Class of British steam locomotives

The North Eastern Railway (NER) Bogie Tank Passenger (BTP) locomotives were designed by Edward Fletcher in 1873. The locomotives were for hauling passenger services on branch lines. They had an 0-4-4 wheel layout and a total of 124 locomotives were built. They were designated G6 by the London and North Eastern Railway (LNER).

==Rebuilds==
With the introduction of the NER Class O (LNER G5), BTP locomotives started to become redundant. Fifty of the redundant BTPs were rebuilt between 1899 and 1908 as NER Class 290 (later LNER Class J77) 0-6-0T locomotives. In 1903, locomotive No. 957 was rebuilt as a 2-2-4T (later designated LNER Class X2) specifically for hauling an officer's saloon. With the reduction in passenger services towards the end of World War I, many of the BTPs became redundant. In 1921, ten BTPs were rebuilt to create further Class 290 locomotives.

==Steam autocars==
Many class BTPs gained a further lease of life in the early 1900s by being converted to work the Steam Autocars (push–pull trains) then being introduced. A Steam Autocar consisted of a BTP with one or two coaches (in which case the engine was in the middle), the train was driven from a driving compartment in the leading coach, leaving the fireman on the footplate.
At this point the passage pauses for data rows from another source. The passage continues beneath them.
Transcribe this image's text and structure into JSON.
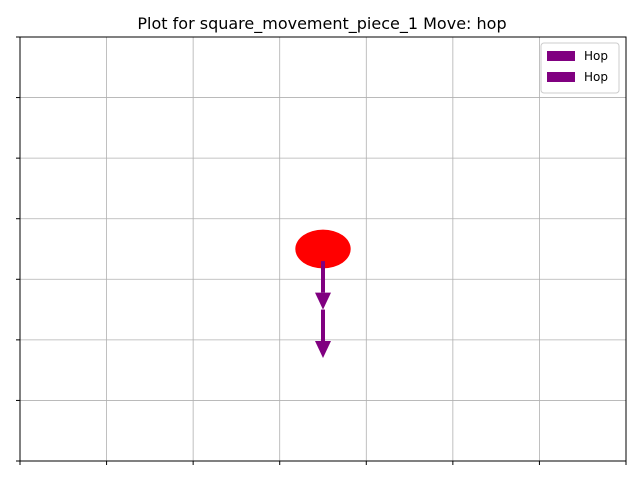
{
  "chart_data": {
    "type": "scatter",
    "title": "Plot for  square_movement_piece_1 Move: hop",
    "xlabel": "",
    "ylabel": "",
    "xlim": [
      0,
      7
    ],
    "ylim": [
      0,
      7
    ],
    "grid": true,
    "show_tick_labels": false,
    "legend": {
      "placement": "top-right",
      "entries": [
        {
          "label": "Hop",
          "color": "#800080"
        },
        {
          "label": "Hop",
          "color": "#800080"
        }
      ]
    },
    "piece": {
      "x": 3.5,
      "y": 3.5,
      "color": "#ff0000"
    },
    "arrows": [
      {
        "name": "Hop",
        "x": 3.5,
        "y": 3.3,
        "dx": 0,
        "dy": -0.8,
        "color": "#800080"
      },
      {
        "name": "Hop",
        "x": 3.5,
        "y": 2.5,
        "dx": 0,
        "dy": -0.8,
        "color": "#800080"
      }
    ]
  }
}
The driver had control of the regulator and reverser by means of a mechanical connection running under the coach and connecting to the engine using a form of universal joints. The driver also had full (Westinghouse) brake control via a second air pipe connection to the engine. This high pressure air supply also worked a whistle mounted above the driving compartment. Finally there was speaking tube communication between the driver and fireman - although there is evidence that this was little used.

Steam autocars were gradually withdrawn as the LNER introduced Sentinel steam railcars. The coaches were converted back to normal coaches but the BTPs were withdrawn.

==Withdrawal==
Withdrawals of the G6 took place between 1920 and 1929, and none were preserved.